During this aerial survey, 30-odd crocodile carcasses were discovered in various stages of decomposition and sample tissue of the yellow-orange hardened fat was taken, as well as a fresh crocodile carcass, and sent to the University of Pretoria’s Onderstepoort for further analysis.
It is believed at this stage that the yellow-orange fat is a condition known as Pansteatitis which is usually associated with the consumption of rotten or rancid fish.
“The carcass and the samples have been sent for a thorough post mortem and further tests as we are not sure, at this stage, what caused this condition in the Olifants Gorge as there were no recent fish kills reported from this river in the KNP. We have decided that further samples of crocodiles, fish, water and sediments are needed for detailed analysis before we can identify the cause,” added Mr Pienaar.
KNP rangers, trails rangers and scientists will continue monitoring the situation along the Olifants River with regular flights of the Bantam Ultralight Aircraft and reports from the rangers, trails rangers and guides based in the area while the situation is extensively researched.

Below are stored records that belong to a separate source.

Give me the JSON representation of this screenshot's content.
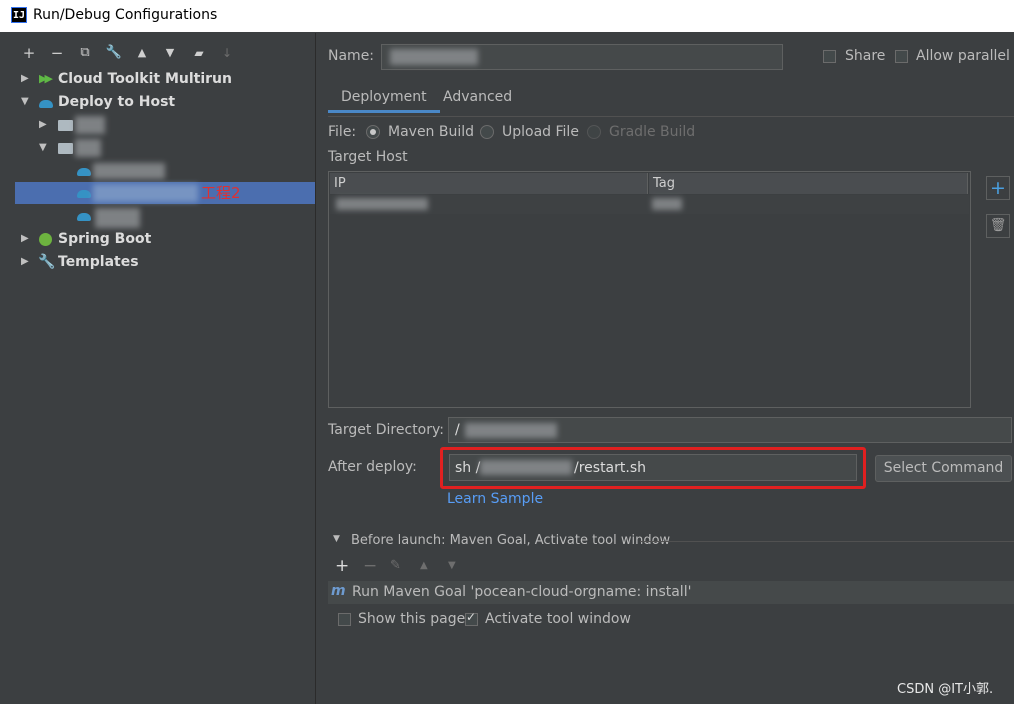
{
  "window": {
    "title": "Run/Debug Configurations",
    "app_icon": "IJ"
  },
  "left_toolbar": {
    "icons": [
      "add-icon",
      "remove-icon",
      "copy-icon",
      "wrench-icon",
      "move-up-icon",
      "move-down-icon",
      "new-folder-icon",
      "sort-icon"
    ],
    "glyphs": [
      "+",
      "−",
      "⧉",
      "🔧",
      "▲",
      "▼",
      "▰",
      "↓"
    ]
  },
  "tree": {
    "cloud_toolkit": "Cloud Toolkit Multirun",
    "deploy_to_host": "Deploy to Host",
    "selected_label": "工程2",
    "spring_boot": "Spring Boot",
    "templates": "Templates"
  },
  "form": {
    "name_label": "Name:",
    "name_label_mnemonic": "N",
    "share_label": "Share",
    "allow_parallel_label": "Allow parallel r",
    "tabs": [
      "Deployment",
      "Advanced"
    ],
    "file_label": "File:",
    "file_options": [
      "Maven Build",
      "Upload File",
      "Gradle Build"
    ],
    "file_selected": "Maven Build",
    "target_host_label": "Target Host",
    "table_columns": [
      "IP",
      "Tag"
    ],
    "target_directory_label": "Target Directory:",
    "target_directory_value": "/",
    "after_deploy_label": "After deploy:",
    "after_deploy_prefix": "sh /",
    "after_deploy_suffix": "/restart.sh",
    "select_command_label": "Select Command",
    "learn_sample_label": "Learn Sample",
    "before_launch_label": "Before launch: Maven Goal, Activate tool window",
    "before_launch_mnemonic": "B",
    "before_launch_item": "Run Maven Goal 'pocean-cloud-orgname: install'",
    "show_this_page_label": "Show this page",
    "show_this_page_checked": false,
    "activate_tool_window_label": "Activate tool window",
    "activate_tool_window_checked": true
  },
  "watermark": "CSDN @IT小郭.",
  "colors": {
    "selection": "#4b6eaf",
    "highlight_box": "#e02020",
    "link": "#589df6",
    "background": "#3c3f41"
  }
}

“We will be looking at this problem from all angles and have not ruled out any possibility. Although a clear cause/effect relationship cannot be found at this stage, it is clear that the Olifants River system is strained beyond it capacity to deal with this level of stress,” added Mr Pienaar.
Mr Pienaar concluded that the Olifants River is the most polluted of all the rivers in the KNP and the system now has further strain from the Massingir Dam that has pushed back into the Olifants Gorge, causing sediments to be deposited.
Visitors to the KNP need not worry about their own health as water utilized from the Olifants River is exhaustively monitored before declared fit for human consumption.